My life has been the greatest that I could have ever asked for. My mother provides anything I ever need. I am my mom’s number one priority and her most precious gift, as she always tells me. I love hanging out with my mom and just talking. Every time I do, I always seem to learn something new, even if it’s not something important but just a tip for life.
Throughout my years in school my mom always made sure that I did well and always completed my homework before I was allowed to go outside and play. My mother has always been stern with me, mostly with school, but I know, now, that it’s only because she wanted me to be the very best that I could be and do the very best that I could.

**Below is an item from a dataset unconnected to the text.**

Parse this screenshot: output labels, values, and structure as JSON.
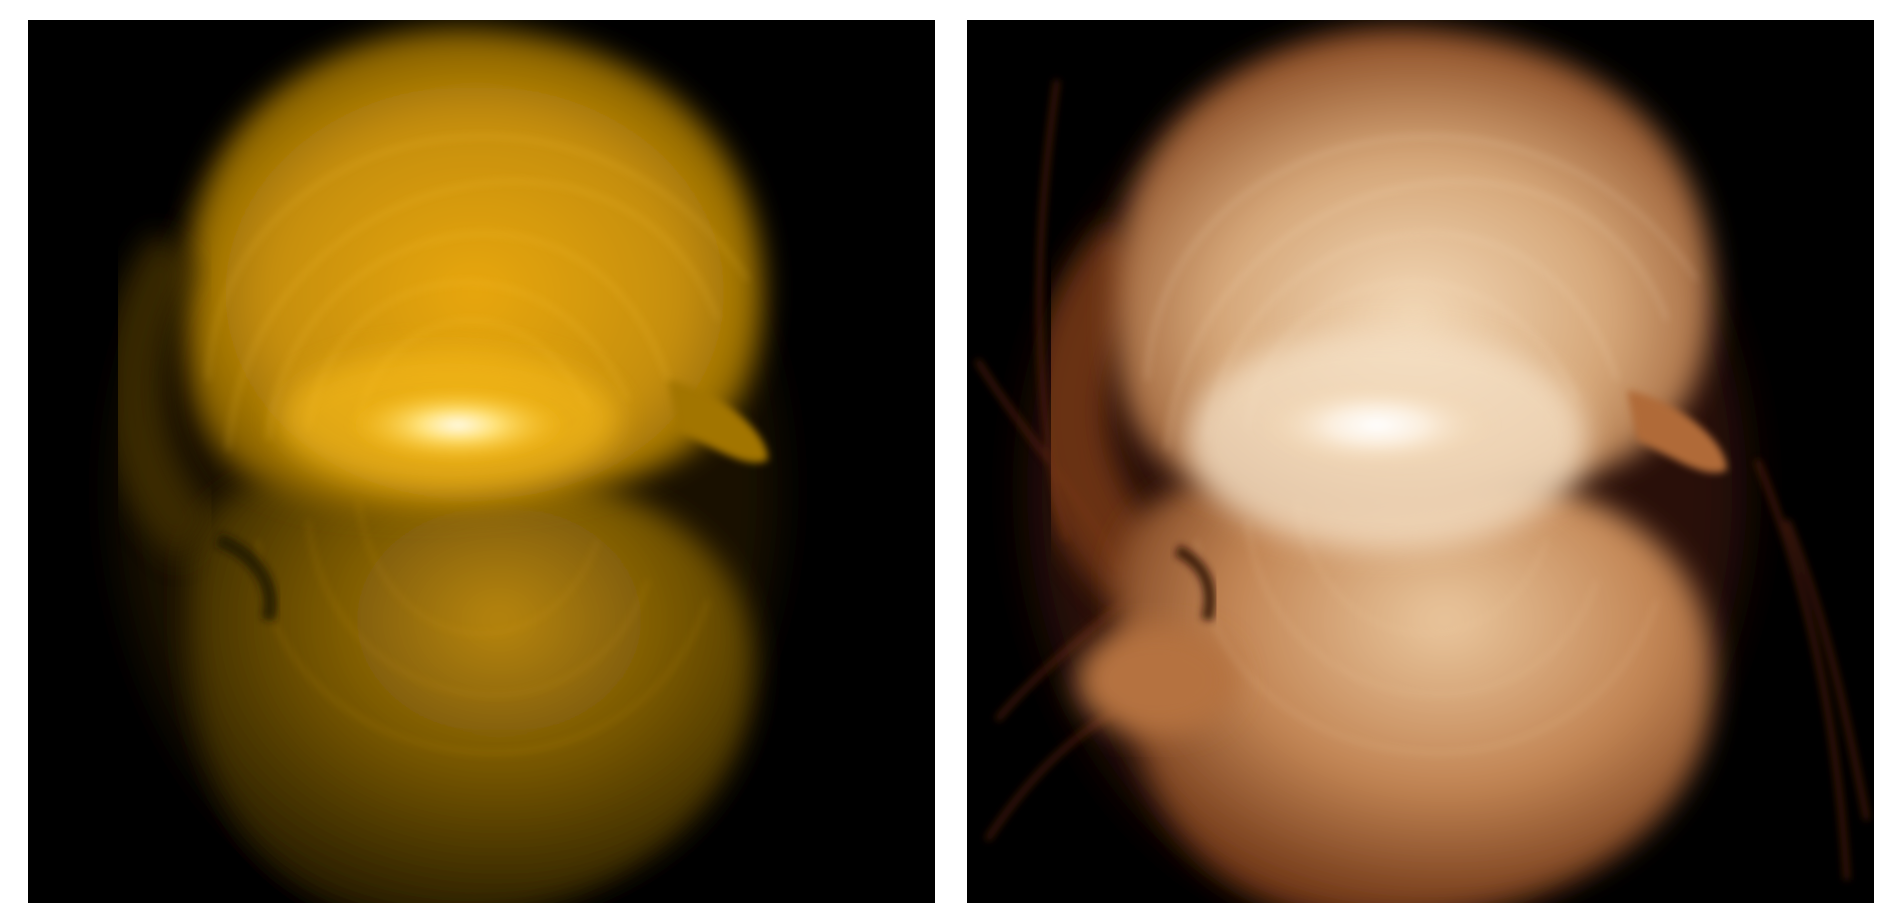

All through my life I have appreciated what my mother has done for me and that she has given me, but I probably haven’t said enough “thank yous” that I should have. As a soon to be graduate of high school, I now realize that having a mother like mine is probably the most important thing in my life. Without her I don’t think I would be where I am today. This fall I’m heading off to college not too far away from home, but far enough that I’ll be on my own and have to take over continuing my life where my mom has left off. It will definitely be hard, and I’m sure I will struggle at first and end up calling her for everything I need help with. But I know that she’ll always be just a phone call away and no matter what the problem is, she’ll be able to solve it, even if it may be that I’m having trouble with the washing machine. And this I believe is the greatest gift a child could ever ask for.